Microsoft have released two websites just recently: one that barely works and one that doesn’t actually do anything at all.

The first is live.com, some sort of portal that seems rather like start.com, though Robert Scoble, Microsoft’s chief apologist, claims there will be more to it than that. At the moment though, it doesn’t work with Firefox. Joel Spolsky gives it a thorough spanking.

The second is officelive.com, which appears to be an attempt by Microsoft to head off the potential competition of Web 2.0 style applications, presumably by offering online services that MS Office currently lacks while still tying users into the core desktop applications. Either way, all you can do at the moment is register an interest.
There are a couple of issues to be debated around here. One is the current fad, which is to release stupidly early beta versions of software, which I assume Google is partly responsible for. Is there some sort of credibility to be gained by having beta releases floating around at a really early point? Possibly – the other factor might be that these companies are getting a whole load of free testing being done, and with the growth of blogs and accurate searching via Technorati and the like, it’s all very easily collated.
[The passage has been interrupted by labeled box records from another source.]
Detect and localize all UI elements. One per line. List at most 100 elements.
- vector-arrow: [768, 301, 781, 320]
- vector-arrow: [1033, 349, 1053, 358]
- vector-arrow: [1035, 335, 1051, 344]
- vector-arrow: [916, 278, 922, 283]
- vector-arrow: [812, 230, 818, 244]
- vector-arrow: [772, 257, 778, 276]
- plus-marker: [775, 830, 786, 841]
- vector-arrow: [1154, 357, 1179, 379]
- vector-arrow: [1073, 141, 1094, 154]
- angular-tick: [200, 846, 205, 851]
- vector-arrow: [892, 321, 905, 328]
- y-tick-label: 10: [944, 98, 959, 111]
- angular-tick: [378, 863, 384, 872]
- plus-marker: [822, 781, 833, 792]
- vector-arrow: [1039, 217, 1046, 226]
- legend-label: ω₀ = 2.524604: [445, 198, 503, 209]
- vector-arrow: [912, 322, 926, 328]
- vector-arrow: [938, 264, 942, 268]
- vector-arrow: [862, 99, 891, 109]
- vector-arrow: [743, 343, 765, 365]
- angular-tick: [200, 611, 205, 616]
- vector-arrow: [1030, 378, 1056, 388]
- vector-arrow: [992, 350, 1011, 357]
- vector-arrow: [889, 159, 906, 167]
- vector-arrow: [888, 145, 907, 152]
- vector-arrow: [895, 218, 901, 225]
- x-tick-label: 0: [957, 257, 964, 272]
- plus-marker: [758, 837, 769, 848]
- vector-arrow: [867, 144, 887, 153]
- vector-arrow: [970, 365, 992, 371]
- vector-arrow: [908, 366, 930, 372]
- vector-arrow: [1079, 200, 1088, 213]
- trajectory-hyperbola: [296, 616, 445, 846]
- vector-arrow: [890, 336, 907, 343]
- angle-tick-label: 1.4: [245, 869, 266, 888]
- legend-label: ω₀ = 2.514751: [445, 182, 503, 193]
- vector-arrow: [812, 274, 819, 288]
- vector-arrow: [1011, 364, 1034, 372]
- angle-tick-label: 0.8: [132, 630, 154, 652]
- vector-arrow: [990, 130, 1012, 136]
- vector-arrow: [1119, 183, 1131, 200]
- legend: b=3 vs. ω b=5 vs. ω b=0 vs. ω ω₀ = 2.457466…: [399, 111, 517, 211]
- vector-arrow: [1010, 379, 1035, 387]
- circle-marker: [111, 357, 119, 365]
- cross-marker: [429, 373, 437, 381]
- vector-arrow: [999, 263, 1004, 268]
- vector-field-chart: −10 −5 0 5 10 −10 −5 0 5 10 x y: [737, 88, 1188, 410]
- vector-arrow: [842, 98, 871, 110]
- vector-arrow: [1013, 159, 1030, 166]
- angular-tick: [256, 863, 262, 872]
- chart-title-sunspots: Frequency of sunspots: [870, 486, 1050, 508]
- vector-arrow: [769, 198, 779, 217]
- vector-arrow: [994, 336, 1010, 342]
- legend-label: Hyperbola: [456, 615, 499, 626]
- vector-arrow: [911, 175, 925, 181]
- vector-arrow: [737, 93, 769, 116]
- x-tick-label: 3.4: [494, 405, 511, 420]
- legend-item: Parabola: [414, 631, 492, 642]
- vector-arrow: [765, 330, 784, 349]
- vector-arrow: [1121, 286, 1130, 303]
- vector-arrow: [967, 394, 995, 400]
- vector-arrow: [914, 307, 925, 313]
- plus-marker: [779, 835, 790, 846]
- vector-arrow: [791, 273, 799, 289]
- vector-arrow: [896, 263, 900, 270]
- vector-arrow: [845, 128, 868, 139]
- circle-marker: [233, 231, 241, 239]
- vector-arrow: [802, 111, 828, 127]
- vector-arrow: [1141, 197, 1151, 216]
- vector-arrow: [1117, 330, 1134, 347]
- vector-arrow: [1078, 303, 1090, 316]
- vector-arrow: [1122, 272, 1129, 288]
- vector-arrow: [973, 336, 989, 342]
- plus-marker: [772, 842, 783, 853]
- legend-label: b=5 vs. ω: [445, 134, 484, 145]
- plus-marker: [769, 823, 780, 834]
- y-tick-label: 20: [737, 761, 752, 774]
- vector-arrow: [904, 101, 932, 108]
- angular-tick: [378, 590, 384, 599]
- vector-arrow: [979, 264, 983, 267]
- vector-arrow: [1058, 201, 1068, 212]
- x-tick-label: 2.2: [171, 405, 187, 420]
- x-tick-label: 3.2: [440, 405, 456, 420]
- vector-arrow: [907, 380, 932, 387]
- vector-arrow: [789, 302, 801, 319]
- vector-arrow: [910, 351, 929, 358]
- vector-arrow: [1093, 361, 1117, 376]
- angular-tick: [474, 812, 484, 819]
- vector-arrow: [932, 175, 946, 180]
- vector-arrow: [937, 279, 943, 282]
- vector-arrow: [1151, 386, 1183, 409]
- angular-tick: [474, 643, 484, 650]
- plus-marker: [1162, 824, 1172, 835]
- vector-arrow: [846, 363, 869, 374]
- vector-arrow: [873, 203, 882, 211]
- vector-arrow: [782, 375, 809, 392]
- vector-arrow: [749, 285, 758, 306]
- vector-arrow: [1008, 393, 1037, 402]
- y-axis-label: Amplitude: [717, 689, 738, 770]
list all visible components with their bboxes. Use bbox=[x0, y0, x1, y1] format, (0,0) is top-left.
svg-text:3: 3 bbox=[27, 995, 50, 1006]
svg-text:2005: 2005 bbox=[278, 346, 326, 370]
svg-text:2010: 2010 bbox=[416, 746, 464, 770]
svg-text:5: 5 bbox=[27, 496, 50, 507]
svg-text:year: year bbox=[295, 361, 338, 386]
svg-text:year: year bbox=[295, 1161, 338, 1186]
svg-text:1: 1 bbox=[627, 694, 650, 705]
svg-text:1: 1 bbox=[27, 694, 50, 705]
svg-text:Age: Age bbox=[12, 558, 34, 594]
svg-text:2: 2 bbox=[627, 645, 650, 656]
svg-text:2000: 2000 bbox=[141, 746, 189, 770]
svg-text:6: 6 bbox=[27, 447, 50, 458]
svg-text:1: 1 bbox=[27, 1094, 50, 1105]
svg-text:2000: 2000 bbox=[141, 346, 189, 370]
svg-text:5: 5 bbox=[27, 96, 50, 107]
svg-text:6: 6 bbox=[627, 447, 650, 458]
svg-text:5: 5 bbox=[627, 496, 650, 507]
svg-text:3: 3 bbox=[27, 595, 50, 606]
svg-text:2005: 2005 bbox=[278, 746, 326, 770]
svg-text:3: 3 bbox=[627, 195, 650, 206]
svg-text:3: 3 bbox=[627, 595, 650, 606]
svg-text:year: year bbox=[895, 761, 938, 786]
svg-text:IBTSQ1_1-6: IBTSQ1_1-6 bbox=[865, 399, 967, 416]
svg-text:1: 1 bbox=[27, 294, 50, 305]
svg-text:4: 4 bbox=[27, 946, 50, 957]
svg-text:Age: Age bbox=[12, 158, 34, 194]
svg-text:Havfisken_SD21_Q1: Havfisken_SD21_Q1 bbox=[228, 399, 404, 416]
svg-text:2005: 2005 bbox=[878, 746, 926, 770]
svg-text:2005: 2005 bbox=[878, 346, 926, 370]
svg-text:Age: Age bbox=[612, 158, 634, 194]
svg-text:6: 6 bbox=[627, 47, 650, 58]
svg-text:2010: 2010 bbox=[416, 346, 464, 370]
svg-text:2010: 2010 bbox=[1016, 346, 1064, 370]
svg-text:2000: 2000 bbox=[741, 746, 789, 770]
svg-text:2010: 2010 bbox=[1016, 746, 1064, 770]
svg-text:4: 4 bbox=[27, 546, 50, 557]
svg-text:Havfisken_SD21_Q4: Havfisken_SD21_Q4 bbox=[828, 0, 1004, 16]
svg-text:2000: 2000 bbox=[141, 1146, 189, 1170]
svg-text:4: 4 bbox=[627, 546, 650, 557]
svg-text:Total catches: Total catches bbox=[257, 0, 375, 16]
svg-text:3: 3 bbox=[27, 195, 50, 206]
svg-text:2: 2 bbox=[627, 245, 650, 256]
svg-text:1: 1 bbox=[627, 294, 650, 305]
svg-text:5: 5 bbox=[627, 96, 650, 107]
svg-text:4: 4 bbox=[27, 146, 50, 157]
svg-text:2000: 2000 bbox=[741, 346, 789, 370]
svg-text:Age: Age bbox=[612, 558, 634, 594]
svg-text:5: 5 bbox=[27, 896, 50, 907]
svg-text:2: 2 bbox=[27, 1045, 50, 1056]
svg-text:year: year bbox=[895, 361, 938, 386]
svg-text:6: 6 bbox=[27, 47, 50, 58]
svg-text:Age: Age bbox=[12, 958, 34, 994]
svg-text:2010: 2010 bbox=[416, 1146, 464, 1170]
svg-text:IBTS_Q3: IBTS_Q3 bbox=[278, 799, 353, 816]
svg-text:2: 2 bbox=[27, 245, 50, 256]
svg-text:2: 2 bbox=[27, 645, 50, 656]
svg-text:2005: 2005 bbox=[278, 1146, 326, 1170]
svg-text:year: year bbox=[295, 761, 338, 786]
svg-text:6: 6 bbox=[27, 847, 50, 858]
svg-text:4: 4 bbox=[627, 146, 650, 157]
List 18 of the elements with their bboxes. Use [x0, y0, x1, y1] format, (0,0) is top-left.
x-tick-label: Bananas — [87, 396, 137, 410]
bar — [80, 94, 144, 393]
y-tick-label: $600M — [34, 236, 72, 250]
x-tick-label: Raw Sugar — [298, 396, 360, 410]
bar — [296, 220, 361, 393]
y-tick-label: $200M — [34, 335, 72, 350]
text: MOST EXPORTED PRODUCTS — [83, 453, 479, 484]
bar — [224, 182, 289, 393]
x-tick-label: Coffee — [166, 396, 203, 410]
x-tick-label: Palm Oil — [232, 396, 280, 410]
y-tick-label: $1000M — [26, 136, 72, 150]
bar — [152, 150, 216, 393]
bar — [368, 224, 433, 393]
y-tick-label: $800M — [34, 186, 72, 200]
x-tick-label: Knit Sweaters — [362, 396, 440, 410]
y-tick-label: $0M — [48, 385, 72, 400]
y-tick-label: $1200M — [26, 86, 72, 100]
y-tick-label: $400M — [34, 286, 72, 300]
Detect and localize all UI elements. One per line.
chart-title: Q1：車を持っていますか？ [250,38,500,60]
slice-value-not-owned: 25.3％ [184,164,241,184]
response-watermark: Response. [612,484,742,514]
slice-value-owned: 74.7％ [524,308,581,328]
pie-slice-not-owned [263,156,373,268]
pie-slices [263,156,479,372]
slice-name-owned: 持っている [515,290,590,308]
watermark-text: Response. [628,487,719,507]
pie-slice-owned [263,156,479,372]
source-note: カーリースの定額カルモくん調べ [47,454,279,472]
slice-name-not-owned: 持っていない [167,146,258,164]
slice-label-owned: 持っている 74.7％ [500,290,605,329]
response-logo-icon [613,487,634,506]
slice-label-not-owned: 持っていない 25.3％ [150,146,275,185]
Secondly, if Microsoft is taking a turn in this direction, then it must be pretty worried. Maybe the constant rumours of a Google powered OpenOffice have got Bill Gates and co. a little worried. But the ease of sharing and collaborating on documents across the net is becoming a number one priority for software makers, and this will have interesting affects on all sorts of things, not least the way people work. Soon, people working from home, given a fat enough broadband connection, will be able to do everything that someone based in the office can – and they can be anywhere in the world, and using any operating system. Maybe Microsoft try and use their web services to tie users into their existing platforms, but they would be unlikely to succeed long term.
The key to all this is the creation and acceptance of an open standard for documentation formats, to ensure that peope can work across all services, so that it doesn’t matter what application or site someone is using: the file can always be opened.